Yeni kurulmuş bir Cumhuriyet, yokluk, açlık, sefaletin hüküm sürdüğü köylerde, hayata tutunabilmenin çok zor olduğu bir dönem, Babası İstanbulda olduğundan, henüz çocuk yaşta ailenin yükünü yüklenerek, hem tarlada bahçede çalışmaya, hemde okumaya başladı, yaz kış yağmur çamur demeden, yalın ayak yarı çıplak, önceleri Raşot okuluna, daha sonra Büyük köy okuluna giderek ilk okulu bitirdi, diplomasını Muallim Abdullah Balcıdan aldı.
İlk okuldan sonra Öğretmen olmayı çok istemiş ama ekonomik sıkıntılar ve okul ulaşım zorlukları yüzünden bu isteği gerçekleşememişti, sonraları konuşmalarımızda bu konunun içinde ukde kaldığını hep belirtirdi.
Çok geçmeden ikinci dünya savaşının ayak sesleri gelmeye başlayınca, köylerde zaten var olan açlık ve yoksulluk iyice arttı, Annesi ve kardeşleri ile birlikte günler süren vapur yolculuğu ile 1937 yılında, İstanbul’da bulunan Babalarının yanına göç etti.
1937 yılında İstanbul tophanede yahudi asıllı bir bakkalın yanında çırak olarak başladığı ve sonraları babasının yanında sürdürdüğü bakkallık mesleğini yaklaşık on yıl kadar devam ettirdi, bir sürede Karaköyde işportacılık yapan babam, 1947 yılında köye dönüp evlendi, 1948 yılında askere gitti.
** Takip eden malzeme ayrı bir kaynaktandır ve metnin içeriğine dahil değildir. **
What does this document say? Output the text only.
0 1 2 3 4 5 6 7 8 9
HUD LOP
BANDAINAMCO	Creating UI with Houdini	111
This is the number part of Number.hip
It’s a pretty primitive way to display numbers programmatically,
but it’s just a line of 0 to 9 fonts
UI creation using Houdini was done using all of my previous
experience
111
Askerlik dönüşü temelli köyde kalmaya ve çalışmaya başladı.
Biriktirdiği üç beş kuruş sermaye ile Haytefte açtığı dükkanla bakkallığa devam etti, daha sonraları kardeşi Nuri Yılmazın askerliğini bitirmesi ile onu yanına ortak alarak iki kardeş Haytefte çok zor şartlarda esnaflığın, dürüst ve kaliteli esnaflığın zirvesini yaşayıp yaşattılar.
2005 yılında yaşlılığından dolayı yetmiş yıllık çok sevdiği ömrünü verdiği ve duayeni sayılabileceği bakkallık mesleğini bıraktı.
Onu tanıyan (Çarşıda pazarda camide) gören yaşlı genç herkesin, babama gösterdiği sevgi saygı hürmet ve samimi muhabbetin nedeni, babamın karakterinde, hayata topluma ve insanlara bakışında gizli.
Doksan beş yıllık ömründe, hiç kimseyle karşılıklı kavga münakaşa etmemiş, hakaret etmemiş, maruz kalmamış, Kimseye gözünün üstünde kaş var dememiş, kimseyi kırmamış küstürmemiş, kimseye de küsmemiştir.
Altmış yıllık oğlu olarak ağızından çıkan en ağır en argo kelime “avradı kınalı” onu da bir kere duydum başka en ufak argo laf ağzından çıkmamıştır.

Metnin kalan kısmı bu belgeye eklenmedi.